Educator Stuart Middleton welcomed the refresh as "a significant and long awaited development in New Zealand Education".

==Political changes, 2023==
As New Zealand approached a general election in 2023, the country's education system and the policies of the competing political parties came under scrutiny in the media. One commentator identified differing opinions amongst education researchers about the degree that student achievement data was a measure of the system's strength, particularly when there were differences between data from international tests and that from domestic assessments. Nina Hood from the University of Auckland held that the data from the PISA test showed a widespread decline in achievement, and in spite of domestic assessment not indicating this, by the time students reached their final year before high school, "only 56 per cent at or above the curriculum level in reading, 45 per cent in maths and down to only 20 per cent in science". In the same article another academic claimed the number of New Zealand students achieving at the highest level was above the OECD average, but the issue was addressing inequities to lift the performance of students in the lowest 20 per cent. Charles Darr, Chief Researcher with the New Zealand Council for Educational Research (NZCER) stated that a national study of student achievement he was involved in did not show a major decline, and cautioned against "jumping straight into crisis mode". The piece did, however, note that a summary from the Ministry of Education had concluded international data indicated: "New Zealand had one of the largest gaps between the highest and lowest-scoring students, who generally came from disadvantaged backgrounds, and this had not improved over time". Another journalist cited achievement data for New Zealand students from 2009 to make the case that generally there had been a downward trend in achievement, particularly for Māori and Pacific learners and those from lower socio-economic backgrounds, raising the concern that, for these students, "the status quo [would] entrench inequitable outcomes". The same article drew on information from a government paper, Preparing All Young People for Satisfying and Rewarding Working Lives: Long-Term Insights Briefing, and provided an analysis of the positions and policies of each of the main political parties contesting the election.
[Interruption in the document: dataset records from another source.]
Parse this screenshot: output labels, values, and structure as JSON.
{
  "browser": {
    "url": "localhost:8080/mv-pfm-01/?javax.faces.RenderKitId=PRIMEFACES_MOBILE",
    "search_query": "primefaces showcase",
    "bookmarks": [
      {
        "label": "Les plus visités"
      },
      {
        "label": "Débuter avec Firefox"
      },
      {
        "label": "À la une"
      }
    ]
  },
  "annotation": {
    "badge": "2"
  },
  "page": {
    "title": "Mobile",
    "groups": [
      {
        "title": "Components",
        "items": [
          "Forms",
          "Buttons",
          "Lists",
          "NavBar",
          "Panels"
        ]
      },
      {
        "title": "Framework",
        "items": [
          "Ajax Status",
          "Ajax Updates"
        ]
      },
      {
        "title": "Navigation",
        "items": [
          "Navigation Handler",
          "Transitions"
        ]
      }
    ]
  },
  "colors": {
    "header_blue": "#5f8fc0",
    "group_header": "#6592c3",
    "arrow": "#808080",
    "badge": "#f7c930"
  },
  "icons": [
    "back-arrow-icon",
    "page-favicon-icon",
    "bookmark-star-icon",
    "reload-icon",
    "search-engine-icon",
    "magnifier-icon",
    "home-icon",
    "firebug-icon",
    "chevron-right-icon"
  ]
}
Early in the election campaign, Christopher Luxon released an education policy for the New Zealand National Party based on a proposed review of the curriculum and an increased focus on basic literacy and numeracy skills. Luxon said it was about addressing underachievement and having a curriculum that showed teachers and parents what students would be expected to learn each year. He acknowledged the current government's Literacy and Communication and Maths Strategy did not advocate a narrowing of the curriculum by focusing on foundational skills, but explained that the point of difference with the party's policy was in "tightening up the year bands". The president of the Principals' Association claimed the policy was a return to National Standards and would fail to focus on inequities or supporting students with high needs, and Chris Hipkins suggested that National and Labour could work together and achieve a "bipartisan consensus" on a curriculum rewrite. Jan Tinetti questioned the lack of consultancy with the sector and whether the policy had been accurately funded, but National's education spokesperson, Erica Stanford responded that the policy was a response to feedback from curriculum experts, and while "maths, reading, writing and science...[would be priortised]...over everything else", it was not a return to National Standards. The president of New Zealand Educational Institute stated the union's position was to focus on addressing resourcing rather than increasing standards or curriculum changes, [creating] "more work for the teachers at the chalk face", and an academic said National's policy was built on a "manufactured crisis...[referred to]...dated international league tables...[blamed]...failing schools and failing teachers...[and]...undoes much of an informal pact between National and Labour to depoliticise education at a time of genuine struggle".